- Srdanović in 2026

Personal details
- Born: 7 August 1970 (age 56) Novi Sad, Yugoslavia
- Party: Independent
- Other political affiliations: Student List (2026–present)
- Education: University of Novi Sad; University of Belgrade (MMed);
- Profession: Cardiologist

= Ilija Srdanović =

Serbian physician (born 1970)

Ilija Srdanović (Илија Срдановић; born 7 August 1970) is a Serbian physician and university professor at the Faculty of Medicine of the University of Novi Sad. He also works as a cardiologist at the Clinic for Cardiology of the Institute for Cardiovascular Diseases of Vojvodina in Sremska Kamenica. He is the lead candidate and ballot holder for the Student List in the 2026 Serbian parliamentary election.

== Early life and education ==
Ilija Srdanović was born on 7 August 1970 in Novi Sad, Serbia, Yugoslavia. He completed his primary and secondary education in Vrbas. Srdanović graduated from the Faculty of Medicine at the University of Novi Sad in 1995. He subsequently completed his residency in internal medicine in 2001, followed by a cardiology subspecialization in 2004. In 2010, he obtained his master's degree in internal medicine-cardiology from the Faculty of Medicine of the University of Belgrade. He completed his doctorial dissertation in the same field at the Faculty of Medicine in Novi Sad in 2012.

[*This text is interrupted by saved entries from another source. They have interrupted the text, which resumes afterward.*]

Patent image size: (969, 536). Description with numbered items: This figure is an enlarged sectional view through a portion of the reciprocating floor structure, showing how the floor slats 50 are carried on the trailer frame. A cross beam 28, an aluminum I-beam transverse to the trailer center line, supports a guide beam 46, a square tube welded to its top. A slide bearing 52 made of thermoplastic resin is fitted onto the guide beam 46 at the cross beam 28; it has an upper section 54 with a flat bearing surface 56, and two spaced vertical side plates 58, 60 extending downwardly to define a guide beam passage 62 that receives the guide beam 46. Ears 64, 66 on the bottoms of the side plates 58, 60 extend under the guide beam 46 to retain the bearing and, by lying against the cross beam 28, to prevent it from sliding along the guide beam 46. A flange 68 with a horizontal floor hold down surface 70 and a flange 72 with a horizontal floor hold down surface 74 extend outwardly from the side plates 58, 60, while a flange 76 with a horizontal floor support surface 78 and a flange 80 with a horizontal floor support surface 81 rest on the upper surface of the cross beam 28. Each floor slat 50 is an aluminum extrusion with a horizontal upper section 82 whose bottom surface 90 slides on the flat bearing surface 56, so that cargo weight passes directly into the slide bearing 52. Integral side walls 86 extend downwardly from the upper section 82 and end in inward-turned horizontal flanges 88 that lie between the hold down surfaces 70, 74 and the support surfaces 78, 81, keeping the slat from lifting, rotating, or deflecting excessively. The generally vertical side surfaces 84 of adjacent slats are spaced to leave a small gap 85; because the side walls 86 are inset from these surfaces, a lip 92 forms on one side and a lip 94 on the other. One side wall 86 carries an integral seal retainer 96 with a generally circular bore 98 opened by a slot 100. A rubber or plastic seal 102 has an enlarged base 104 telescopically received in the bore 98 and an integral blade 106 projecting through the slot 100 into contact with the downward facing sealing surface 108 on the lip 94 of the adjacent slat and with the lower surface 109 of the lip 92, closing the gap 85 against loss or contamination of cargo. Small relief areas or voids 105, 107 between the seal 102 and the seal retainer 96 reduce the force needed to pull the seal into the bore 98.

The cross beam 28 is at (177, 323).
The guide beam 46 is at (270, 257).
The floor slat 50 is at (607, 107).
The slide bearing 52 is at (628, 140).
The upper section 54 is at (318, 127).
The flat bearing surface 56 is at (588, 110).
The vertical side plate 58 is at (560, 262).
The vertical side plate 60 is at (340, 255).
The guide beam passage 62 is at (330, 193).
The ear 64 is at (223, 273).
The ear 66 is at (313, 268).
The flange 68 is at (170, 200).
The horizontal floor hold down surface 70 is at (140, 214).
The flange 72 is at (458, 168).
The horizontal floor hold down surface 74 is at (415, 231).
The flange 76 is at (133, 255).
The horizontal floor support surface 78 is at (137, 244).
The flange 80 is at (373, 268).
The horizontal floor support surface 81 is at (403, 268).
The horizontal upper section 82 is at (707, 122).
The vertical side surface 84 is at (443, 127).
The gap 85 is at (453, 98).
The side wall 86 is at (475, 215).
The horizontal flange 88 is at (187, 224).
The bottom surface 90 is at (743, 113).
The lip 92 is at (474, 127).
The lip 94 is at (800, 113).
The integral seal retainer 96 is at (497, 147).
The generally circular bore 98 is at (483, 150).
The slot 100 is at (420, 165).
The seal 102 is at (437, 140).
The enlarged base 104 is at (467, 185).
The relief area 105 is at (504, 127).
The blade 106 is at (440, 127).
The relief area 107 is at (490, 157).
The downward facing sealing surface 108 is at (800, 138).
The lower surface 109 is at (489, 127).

He was recruited to the army during the Yugoslav Wars and describes himself as a "soldier".

== Medical career ==
Srdanović has worked at the Clinic for Cardiology of the Institute for Cardiovascular Diseases of Vojvodina in Sremska Kamenica since 1997. He has been a professor of emergency medicine at the University of Novi Sad since 2018, earning the title of a full professor in 2025. Srdanović was an independent candidate in the 2026 Medical Chamber of Serbia elections. He was defeated by Miodrag Stanić.

== Political activity ==
Srdanović publicly supported the student-led anti-corruption protests in Serbia and had spoken at several student demonstrations. In September 2025, he alleged that the Serbian government had used chemical agents against demonstrators. Srdanović was revealed to be a candidate of the Student List for the 2026 Serbian parliamentary election in September 2026. On 14 September, when the Student List submitted their list, Srdanović was identified as its ballot holder. Following the announcement, pro-government tabloids published negative stories about Srdanović, alleging violence against women, and that he was previously affiliated with the Serbian Progressive Party. Srdanović declined an invitation to a televised debate extended by President Aleksandar Vučić.

== Political positions ==
As a healthcare professional, Srdanović has advocated for a healthcare system that "will be at service of citizens and based on equality for all patients". He has also supported decentralisation of the healthcare system. In an interview with the FoNet news agency, Srdanović said that his goal was building "a better Serbia, nothing else is important".

Srdanović maintains that Kosovo is an integral part of Serbia under the country's constitution and pledged to find the best solutions for Kosovo Serbs and promised not to abandon them. In the same interview, Srdanović stated that European Union integration is not a current focus or a priority for the students' list, adding that Serbia's immediate goal is "existential survival".